Belgique : Promotions dans un crématorium selon le nombre de corps.
Un crématorium de Hasselt (Belgique) a créé la polémique après avoir mis en place une opération commerciale proposant des promotions aux entreprises de pompes funèbres en fonction du nombre de corps pris en charge. La ministre flamande des Affaires intérieures, Hilde Crevits, a dénoncé que « les remises sur volume sont contraires à l’interdiction des activités commerciales concernant les cendres funéraires, ainsi qu’au traitement respectueux et digne de la dépouille d’un défunt ».
Un crématorium de Hasselt, en Belgique, suscite la controverse en raison d’une initiative commerciale jugée de mauvais goût. Il propose aux entreprises de pompes funèbres des promotions basées sur le nombre de défunts pris en charge, selon une information rapportée par l’agence de presse Belga et relayée par 7be7.
Cette pratique a attiré l’attention de la ministre flamande des Affaires intérieures, Hilde Crevits, qui a rappelé que « les remises sur volume sont contraires à l’interdiction des activités commerciales concernant les cendres funéraires, ainsi qu’au traitement respectueux et digne de la dépouille d’un défunt ».
D’après elle, « ces promotions orientent en outre le marché et peuvent restreindre la liberté de choix des proches envers une entreprise de pompes funèbres ». La ministre a pris contact avec la ville de Hasselt, qui gère le crématorium, et attend une réponse d’ici le 10 juillet.
Cette année, un autre groupe de crématoriums en Flandre avait également créé la polémique en proposant des réductions lorsque les antennes locales recevaient plus de 300 ou 700 corps.
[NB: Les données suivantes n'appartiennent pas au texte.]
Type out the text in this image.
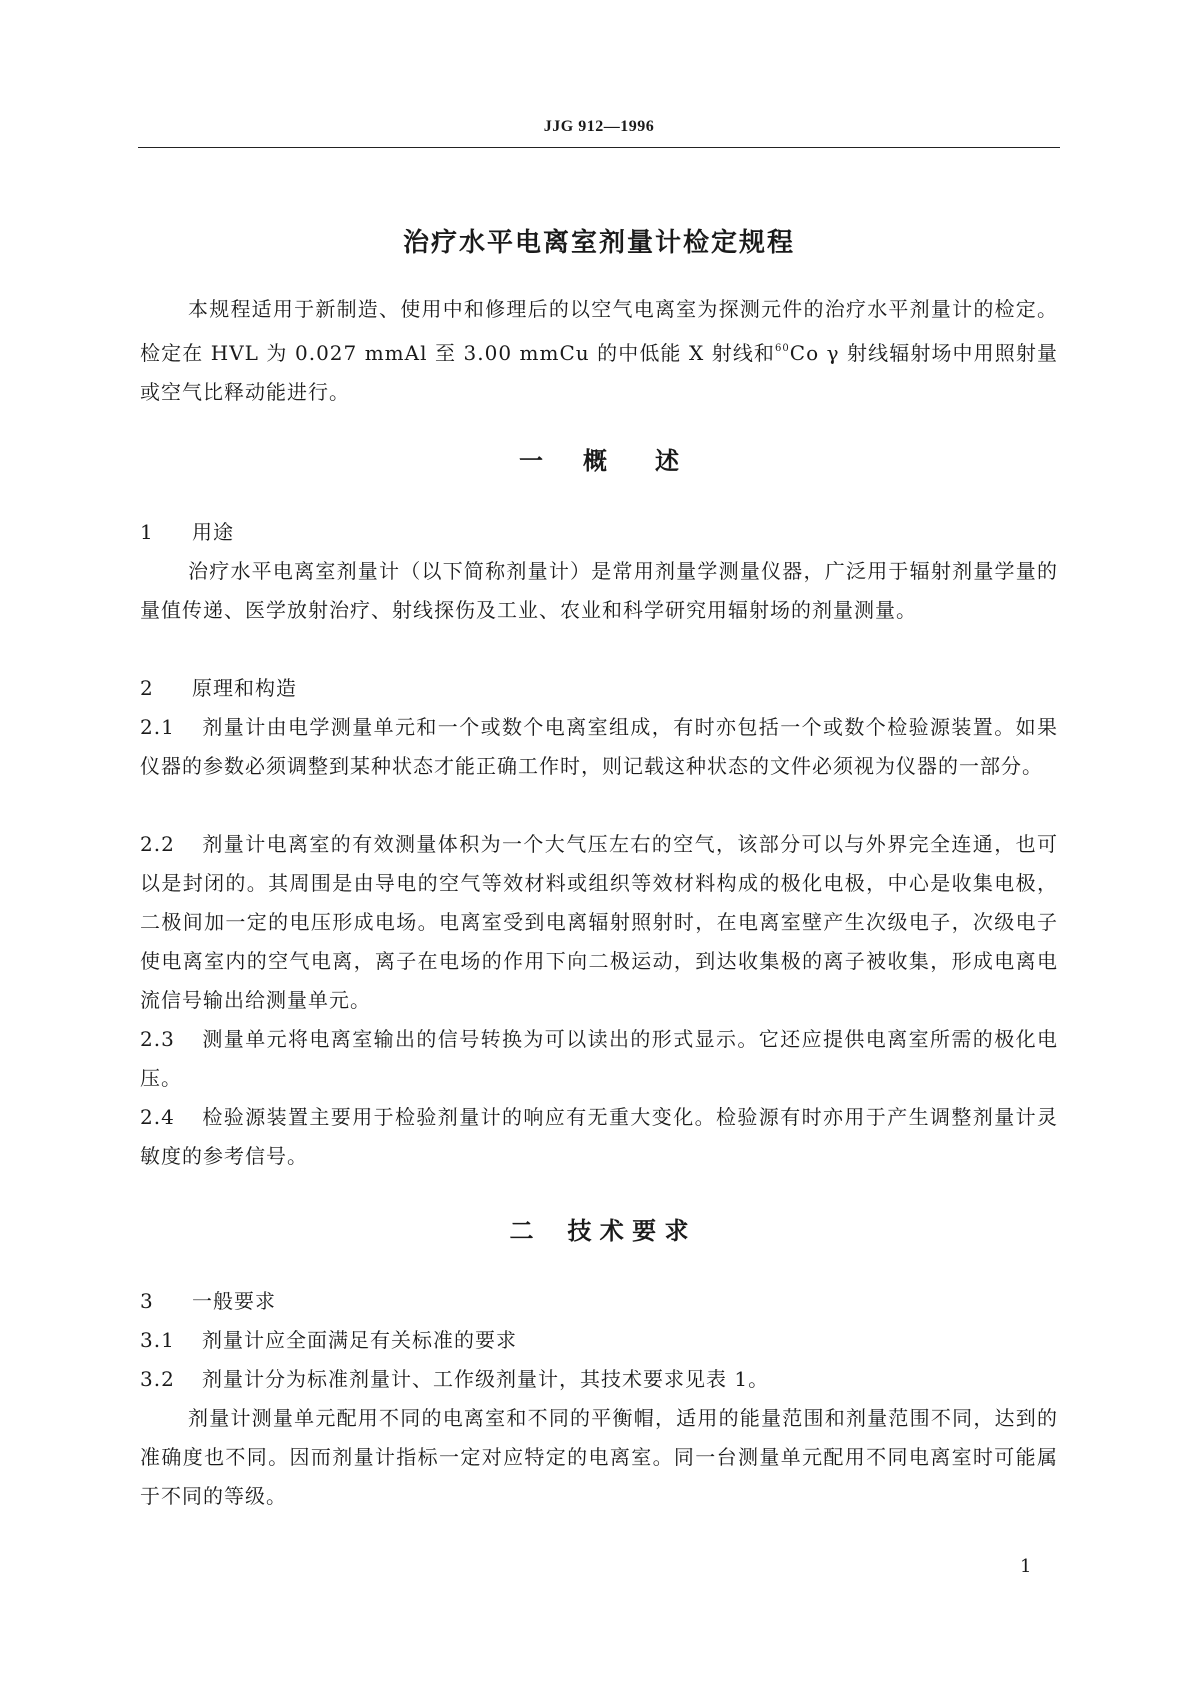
JJG 912—1996
治疗水平电离室剂量计检定规程

本规程适用于新制造、使用中和修理后的以空气电离室为探测元件的治疗水平剂量计的检定。检定在 HVL 为 0.027 mmAl 至 3.00 mmCu 的中低能 X 射线和$^{60}$Co γ 射线辐射场中用照射量或空气比释动能进行。

一 概　　述

1 用途

治疗水平电离室剂量计（以下简称剂量计）是常用剂量学测量仪器，广泛用于辐射剂量学量的量值传递、医学放射治疗、射线探伤及工业、农业和科学研究用辐射场的剂量测量。

2 原理和构造

2.1 剂量计由电学测量单元和一个或数个电离室组成，有时亦包括一个或数个检验源装置。如果仪器的参数必须调整到某种状态才能正确工作时，则记载这种状态的文件必须视为仪器的一部分。

2.2 剂量计电离室的有效测量体积为一个大气压左右的空气，该部分可以与外界完全连通，也可以是封闭的。其周围是由导电的空气等效材料或组织等效材料构成的极化电极，中心是收集电极，二极间加一定的电压形成电场。电离室受到电离辐射照射时，在电离室壁产生次级电子，次级电子使电离室内的空气电离，离子在电场的作用下向二极运动，到达收集极的离子被收集，形成电离电流信号输出给测量单元。

2.3 测量单元将电离室输出的信号转换为可以读出的形式显示。它还应提供电离室所需的极化电压。

2.4 检验源装置主要用于检验剂量计的响应有无重大变化。检验源有时亦用于产生调整剂量计灵敏度的参考信号。

二 技 术 要 求

3 一般要求

3.1 剂量计应全面满足有关标准的要求

3.2 剂量计分为标准剂量计、工作级剂量计，其技术要求见表 1。

剂量计测量单元配用不同的电离室和不同的平衡帽，适用的能量范围和剂量范围不同，达到的准确度也不同。因而剂量计指标一定对应特定的电离室。同一台测量单元配用不同电离室时可能属于不同的等级。

1
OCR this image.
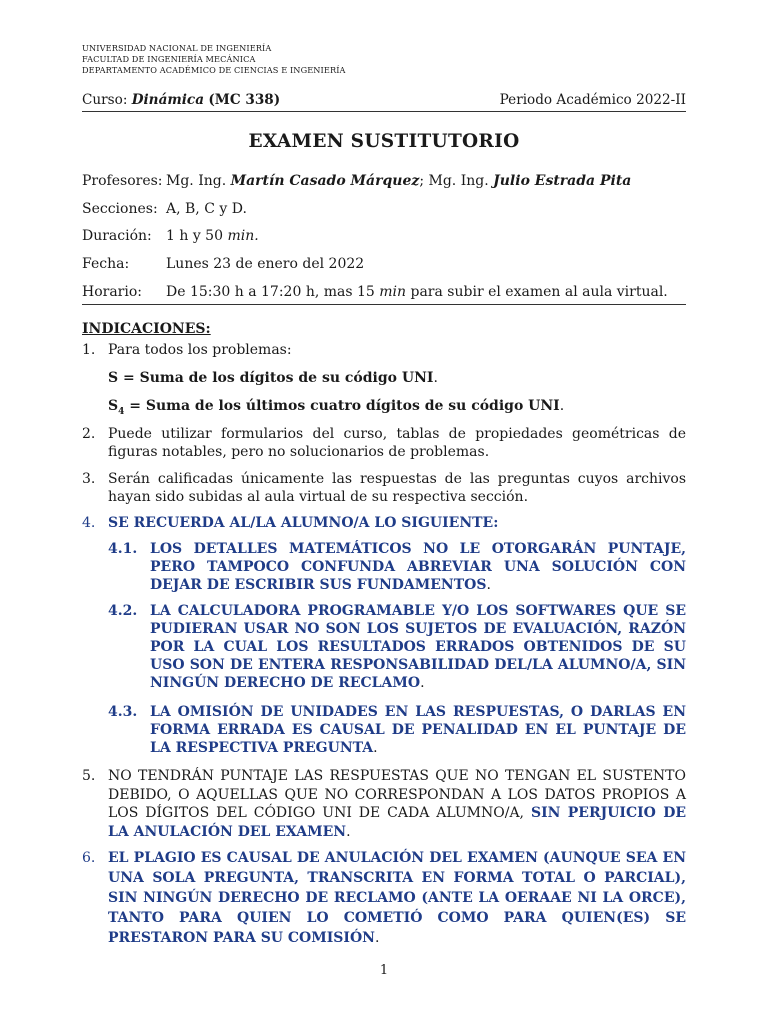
UNIVERSIDAD NACIONAL DE INGENIERÍA
FACULTAD DE INGENIERÍA MECÁNICA
DEPARTAMENTO ACADÉMICO DE CIENCIAS E INGENIERÍA
Curso: Dinámica (MC 338)	Periodo Académico 2022-II
EXAMEN SUSTITUTORIO
Profesores: Mg. Ing. Martín Casado Márquez; Mg. Ing. Julio Estrada Pita
Secciones: A, B, C y D.
Duración: 1 h y 50 min.
Fecha:	Lunes 23 de enero del 2022
Horario: De 15:30 h a 17:20 h, mas 15 min para subir el examen al aula virtual.
INDICACIONES:
1. Para todos los problemas:
S = Suma de los dígitos de su código UNI.
$S_4$ = Suma de los últimos cuatro dígitos de su código UNI.
2. Puede utilizar formularios del curso, tablas de propiedades geométricas de figuras notables, pero no solucionarios de problemas.
3. Serán calificadas únicamente las respuestas de las preguntas cuyos archivos hayan sido subidas al aula virtual de su respectiva sección.
4. SE RECUERDA AL/LA ALUMNO/A LO SIGUIENTE:
4.1. LOS DETALLES MATEMÁTICOS NO LE OTORGARÁN PUNTAJE, PERO TAMPOCO CONFUNDA ABREVIAR UNA SOLUCIÓN CON DEJAR DE ESCRIBIR SUS FUNDAMENTOS.
4.2. LA CALCULADORA PROGRAMABLE Y/O LOS SOFTWARES QUE SE PUDIERAN USAR NO SON LOS SUJETOS DE EVALUACIÓN, RAZÓN POR LA CUAL LOS RESULTADOS ERRADOS OBTENIDOS DE SU USO SON DE ENTERA RESPONSABILIDAD DEL/LA ALUMNO/A, SIN NINGÚN DERECHO DE RECLAMO.
4.3. LA OMISIÓN DE UNIDADES EN LAS RESPUESTAS, O DARLAS EN FORMA ERRADA ES CAUSAL DE PENALIDAD EN EL PUNTAJE DE LA RESPECTIVA PREGUNTA.
5. NO TENDRÁN PUNTAJE LAS RESPUESTAS QUE NO TENGAN EL SUSTENTO DEBIDO, O AQUELLAS QUE NO CORRESPONDAN A LOS DATOS PROPIOS A LOS DÍGITOS DEL CÓDIGO UNI DE CADA ALUMNO/A, SIN PERJUICIO DE LA ANULACIÓN DEL EXAMEN.
6. EL PLAGIO ES CAUSAL DE ANULACIÓN DEL EXAMEN (AUNQUE SEA EN UNA SOLA PREGUNTA, TRANSCRITA EN FORMA TOTAL O PARCIAL), SIN NINGÚN DERECHO DE RECLAMO (ANTE LA OERAAE NI LA ORCE), TANTO PARA QUIEN LO COMETIÓ COMO PARA QUIEN(ES) SE PRESTARON PARA SU COMISIÓN.
1
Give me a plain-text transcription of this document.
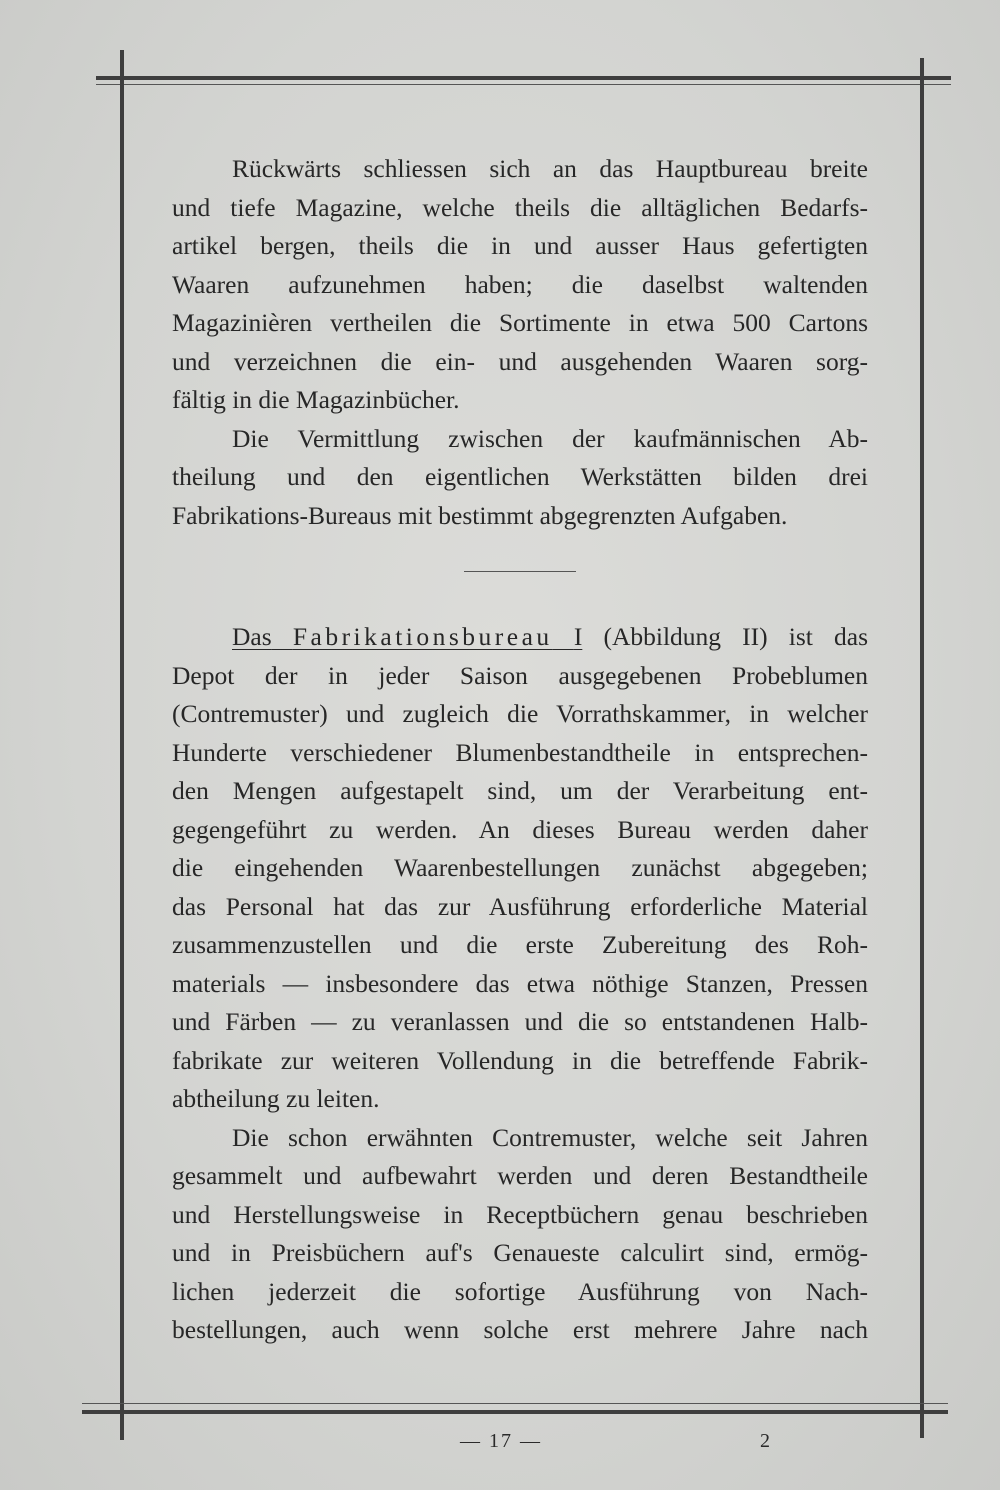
Rückwärts schliessen sich an das Hauptbureau breite
und tiefe Magazine, welche theils die alltäglichen Bedarfs-
artikel bergen, theils die in und ausser Haus gefertigten
Waaren aufzunehmen haben; die daselbst waltenden
Magazinièren vertheilen die Sortimente in etwa 500 Cartons
und verzeichnen die ein- und ausgehenden Waaren sorg-
fältig in die Magazinbücher.
Die Vermittlung zwischen der kaufmännischen Ab-
theilung und den eigentlichen Werkstätten bilden drei
Fabrikations-Bureaus mit bestimmt abgegrenzten Aufgaben.
Das Fabrikationsbureau I (Abbildung II) ist das
Depot der in jeder Saison ausgegebenen Probeblumen
(Contremuster) und zugleich die Vorrathskammer, in welcher
Hunderte verschiedener Blumenbestandtheile in entsprechen-
den Mengen aufgestapelt sind, um der Verarbeitung ent-
gegengeführt zu werden. An dieses Bureau werden daher
die eingehenden Waarenbestellungen zunächst abgegeben;
das Personal hat das zur Ausführung erforderliche Material
zusammenzustellen und die erste Zubereitung des Roh-
materials — insbesondere das etwa nöthige Stanzen, Pressen
und Färben — zu veranlassen und die so entstandenen Halb-
fabrikate zur weiteren Vollendung in die betreffende Fabrik-
abtheilung zu leiten.
Die schon erwähnten Contremuster, welche seit Jahren
gesammelt und aufbewahrt werden und deren Bestandtheile
und Herstellungsweise in Receptbüchern genau beschrieben
und in Preisbüchern auf's Genaueste calculirt sind, ermög-
lichen jederzeit die sofortige Ausführung von Nach-
bestellungen, auch wenn solche erst mehrere Jahre nach
— 17 —	2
Après avoir été critiqué, ce groupe a mis fin à cette pratique jugée peu éthique. Par ailleurs, une étude intitulée « Mourir, combien ça coûte ? » réalisée par Simplifia et Silver Alliance a révélé que le coût des obsèques en France s’élevait à 4.730 euros en 2023, avec un tarif de 5.044 euros pour une inhumation et de 4.434 euros pour une crémation.